Because this is a web based workflow, we have to change the way this workflow will start to a Form Start workflow.
- On the top left you will see a small tab labeled "Project". Click on that tab to bring out the project window.
- Once the project tab is opened, click on the top level of the project where it says "Send_Email".
- Then you will see a tab that says "Publishing".
- On the Publishing tab you will see three radio buttons: Webservice, Auto Start and Form Start. Select Form Start to allow this workflow to use a form.

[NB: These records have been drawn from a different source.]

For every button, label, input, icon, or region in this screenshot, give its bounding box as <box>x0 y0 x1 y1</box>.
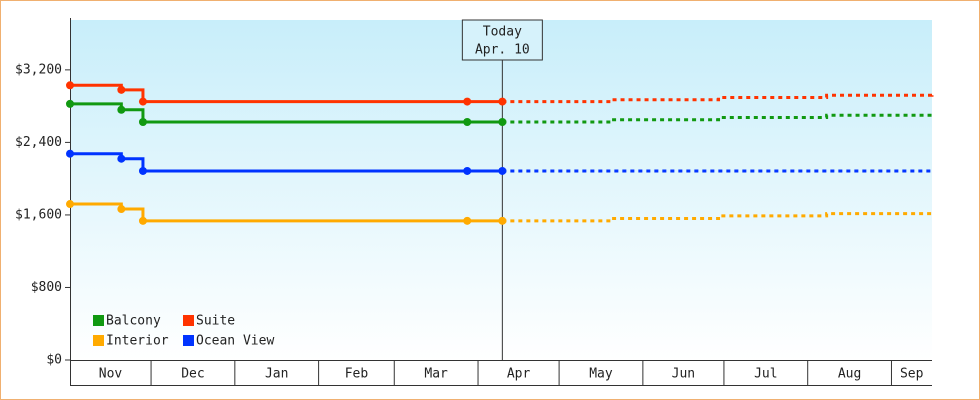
price-point <box>463 97 472 106</box>
x-tick-label: Jun <box>672 367 695 382</box>
legend-swatch <box>183 335 194 346</box>
legend-label: Suite <box>196 314 235 329</box>
y-tick-label: $1,600 <box>15 207 62 222</box>
price-point <box>498 216 507 225</box>
today-label: Apr. 10 <box>475 43 530 58</box>
forecast-line <box>502 92 934 104</box>
x-tick-label: Apr <box>507 367 531 382</box>
x-tick-label: Mar <box>424 367 448 382</box>
price-point <box>138 166 147 175</box>
price-point <box>498 118 507 126</box>
price-point <box>463 118 472 126</box>
x-tick-label: Jul <box>754 367 777 382</box>
plot-area <box>70 20 932 360</box>
price-point <box>117 85 126 94</box>
forecast-line <box>502 112 934 124</box>
x-tick-label: Jan <box>265 367 288 382</box>
price-point <box>498 97 507 106</box>
forecast-line <box>502 210 934 223</box>
x-tick-label: Dec <box>181 367 204 382</box>
price-point <box>117 105 126 114</box>
legend-label: Ocean View <box>196 334 274 349</box>
legend-label: Balcony <box>106 314 161 329</box>
price-point <box>138 97 147 106</box>
price-point <box>117 154 126 163</box>
price-point <box>66 81 74 90</box>
x-tick-label: Nov <box>99 367 123 382</box>
price-point <box>66 99 74 108</box>
y-tick-label: $800 <box>31 280 62 295</box>
price-point <box>463 216 472 225</box>
y-tick-label: $0 <box>46 353 62 368</box>
x-tick-label: Feb <box>345 367 369 382</box>
price-point <box>463 166 472 175</box>
y-tick-label: $2,400 <box>15 135 62 150</box>
today-label: Today <box>483 25 522 40</box>
legend-swatch <box>93 315 104 326</box>
today-box <box>461 19 543 61</box>
price-point <box>66 200 74 209</box>
legend-label: Interior <box>106 334 169 349</box>
legend-swatch <box>93 335 104 346</box>
price-point <box>138 216 147 225</box>
x-tick-label: May <box>589 367 613 382</box>
price-point <box>498 166 507 175</box>
y-tick-label: $3,200 <box>15 62 62 77</box>
x-tick-label: Aug <box>838 367 861 382</box>
x-tick-label: Sep <box>900 367 924 382</box>
price-point <box>117 205 126 214</box>
price-point <box>138 118 147 126</box>
price-point <box>66 149 74 158</box>
legend-swatch <box>183 315 194 326</box>
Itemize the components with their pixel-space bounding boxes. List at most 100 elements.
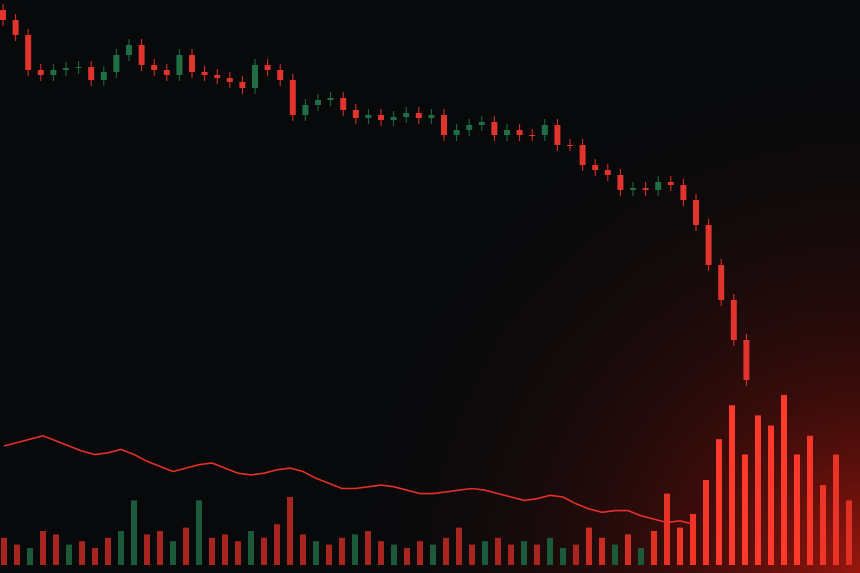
candle-body xyxy=(617,175,624,190)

- Click on the "Model:Primary" tab and then the Run Project Button again to launch the project.
- Once the simulator has launched, click on the link that says "Composer.aspx?Startworkflow=true..." On the left.
The project should run and you should be prompted to enter a username and select a date. Once you click "Submit" and close it down, check your email address you configured and you should have an email requesting the selected day off.
This is a very basic workflow but now you have a good start and should be able to get Altiris Workflow Solution installed and build a simple workflow. The Workflow Solution will offer an unprecedented ability to coordinate IT systems and human interactions across multiple people, business units or systems and allow complex business processes to be fully automated and tracked.